On neighborhood maps you can now draw and edit boundary lines. It’s pretty sweet. I just drew the neighborhood boundary for Capitol Hill in Seattle.

You’ll see a “create neighborhood boundary” link at the top of neighborhood map pages. Clik that to get started. A tip: when you’re setting points for drawing the boundary line you can always click “remove last point” to go back a pinpoint.

Comments:

Carrick
Seattle

Fixed

Yep, looks great. Awesome tool. It’s like that Gmaps Pedometer thing.

Josh Petersen
Seattle

You redrew my Mount Baker!

You absorbed Courtland Place, the Rainier Valley and about half the Genesee Neighborhood into Mount Baker. Holy Neighborhood imperialism! And you cut out the Mt Baker Rowing Center. What gives? We need to add comments to those maps for the neighborhood turf battles.

Carrick
Seattle

War

Let the games begin. :-)

I was refering to the City Clerk’s neighborhood map here. Their’s could be old or just inaccurate.

Josh Petersen
Seattle

That's a good map

I never really believed in Courtland Place or the Genesee Business District anyway (the real Genesee is in W Seattle).
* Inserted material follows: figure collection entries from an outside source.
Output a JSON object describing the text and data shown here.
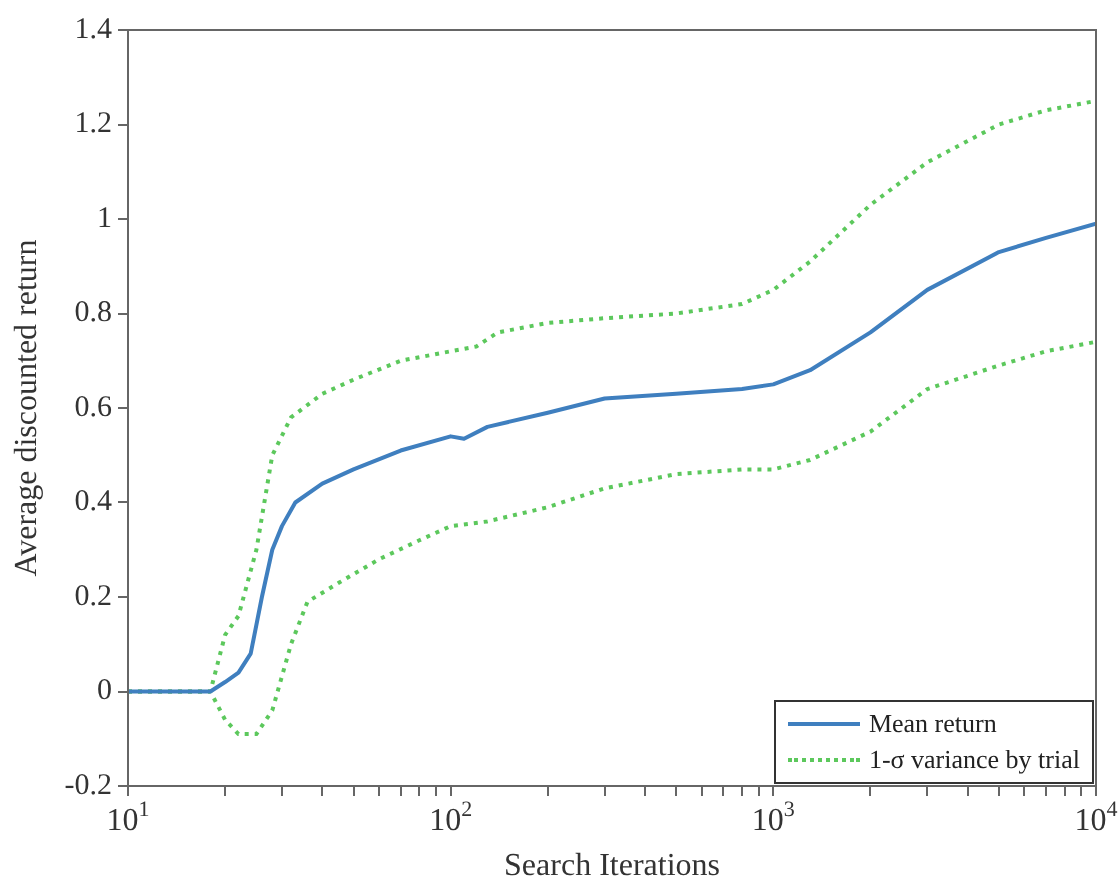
{
  "chart_data": {
    "type": "line",
    "xlabel": "Search Iterations",
    "ylabel": "Average discounted return",
    "log": "x",
    "grid": false,
    "legend": "bottom right",
    "marker": "none",
    "xlim": [
      10,
      10000
    ],
    "xticks": [
      {
        "value": 10,
        "label": "10$^{1}$"
      },
      {
        "value": 20,
        "label": null
      },
      {
        "value": 30,
        "label": null
      },
      {
        "value": 40,
        "label": null
      },
      {
        "value": 50,
        "label": null
      },
      {
        "value": 60,
        "label": null
      },
      {
        "value": 70,
        "label": null
      },
      {
        "value": 80,
        "label": null
      },
      {
        "value": 90,
        "label": null
      },
      {
        "value": 100,
        "label": "10$^{2}$"
      },
      {
        "value": 200,
        "label": null
      },
      {
        "value": 300,
        "label": null
      },
      {
        "value": 400,
        "label": null
      },
      {
        "value": 500,
        "label": null
      },
      {
        "value": 600,
        "label": null
      },
      {
        "value": 700,
        "label": null
      },
      {
        "value": 800,
        "label": null
      },
      {
        "value": 900,
        "label": null
      },
      {
        "value": 1000,
        "label": "10$^{3}$"
      },
      {
        "value": 2000,
        "label": null
      },
      {
        "value": 3000,
        "label": null
      },
      {
        "value": 4000,
        "label": null
      },
      {
        "value": 5000,
        "label": null
      },
      {
        "value": 6000,
        "label": null
      },
      {
        "value": 7000,
        "label": null
      },
      {
        "value": 8000,
        "label": null
      },
      {
        "value": 9000,
        "label": null
      },
      {
        "value": 10000,
        "label": "10$^{4}$"
      }
    ],
    "ylim": [
      -0.2,
      1.4
    ],
    "yticks": [
      -0.2,
      0,
      0.2,
      0.4,
      0.6,
      0.8,
      1,
      1.2,
      1.4
    ],
    "series": [
      {
        "name": "Mean return",
        "color": "#3f7fbf",
        "line_style": "solid",
        "x": [
          10,
          18,
          20,
          22,
          24,
          26,
          28,
          30,
          33,
          40,
          50,
          70,
          100,
          110,
          130,
          200,
          300,
          500,
          800,
          1000,
          1300,
          2000,
          3000,
          5000,
          7000,
          10000
        ],
        "values": [
          0,
          0,
          0.02,
          0.04,
          0.08,
          0.2,
          0.3,
          0.35,
          0.4,
          0.44,
          0.47,
          0.51,
          0.54,
          0.535,
          0.56,
          0.59,
          0.62,
          0.63,
          0.64,
          0.65,
          0.68,
          0.76,
          0.85,
          0.93,
          0.96,
          0.99
        ]
      },
      {
        "name": "1-σ variance by trial",
        "color": "#5cc85c",
        "line_style": "dotted",
        "x": [
          10,
          18,
          20,
          22,
          25,
          28,
          32,
          40,
          50,
          70,
          100,
          120,
          140,
          200,
          300,
          500,
          800,
          1000,
          1300,
          2000,
          3000,
          5000,
          7000,
          10000
        ],
        "values": [
          0,
          0,
          0.12,
          0.16,
          0.3,
          0.5,
          0.58,
          0.63,
          0.66,
          0.7,
          0.72,
          0.73,
          0.76,
          0.78,
          0.79,
          0.8,
          0.82,
          0.85,
          0.91,
          1.03,
          1.12,
          1.2,
          1.23,
          1.25
        ]
      },
      {
        "color": "#5cc85c",
        "line_style": "dotted",
        "x": [
          10,
          18,
          20,
          22,
          25,
          28,
          32,
          36,
          45,
          60,
          80,
          100,
          130,
          200,
          300,
          500,
          800,
          1000,
          1300,
          2000,
          3000,
          5000,
          7000,
          10000
        ],
        "values": [
          0,
          0,
          -0.06,
          -0.09,
          -0.09,
          -0.04,
          0.1,
          0.19,
          0.23,
          0.28,
          0.32,
          0.35,
          0.36,
          0.39,
          0.43,
          0.46,
          0.47,
          0.47,
          0.49,
          0.55,
          0.64,
          0.69,
          0.72,
          0.74
        ]
      }
    ]
  }
}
I’m not sure what I think of their version of Rainier Valley. Apparently it includes all of Mount Baker & Columbia City.

stagger
Seattle

I think I recall reading somewhere that the clerk maps’ intent was to standardize document reporting or somesuch and not define working neighboorhood boundries. Regardless, people probably just use “Rainier Valley” to encompass everything in SE seattle. I think that makes sense, actually, with Mt. Baker, Columbia City, etc. being subneighborhoods.

Since I now live near the Safeway and warehouse, I was going to add a Genessee as according to what I have read is mainly the valley area north of Columbia City (and the area around the park) although its borders are historically “nebulous”. I have talked to a lot of my new neighbors and none of them think they live in Mt. Baker, which, like me, they think of the area around Colman Park, McClellan, Mt. Baker and Hunter blvds, and the lakefront… the north and eastern sections. They would say they live in the Rainier Valley (popular), Columbia City (almost as popular), or they don’t care so much.

The place I am in now was advertised as being in Columbia City. I can see that as the real estate becomes much different a few blocks north or east as one gains in altitude.

I had not heard of Courtland Place either before moving down here, but my P-Patch is supposedly in it.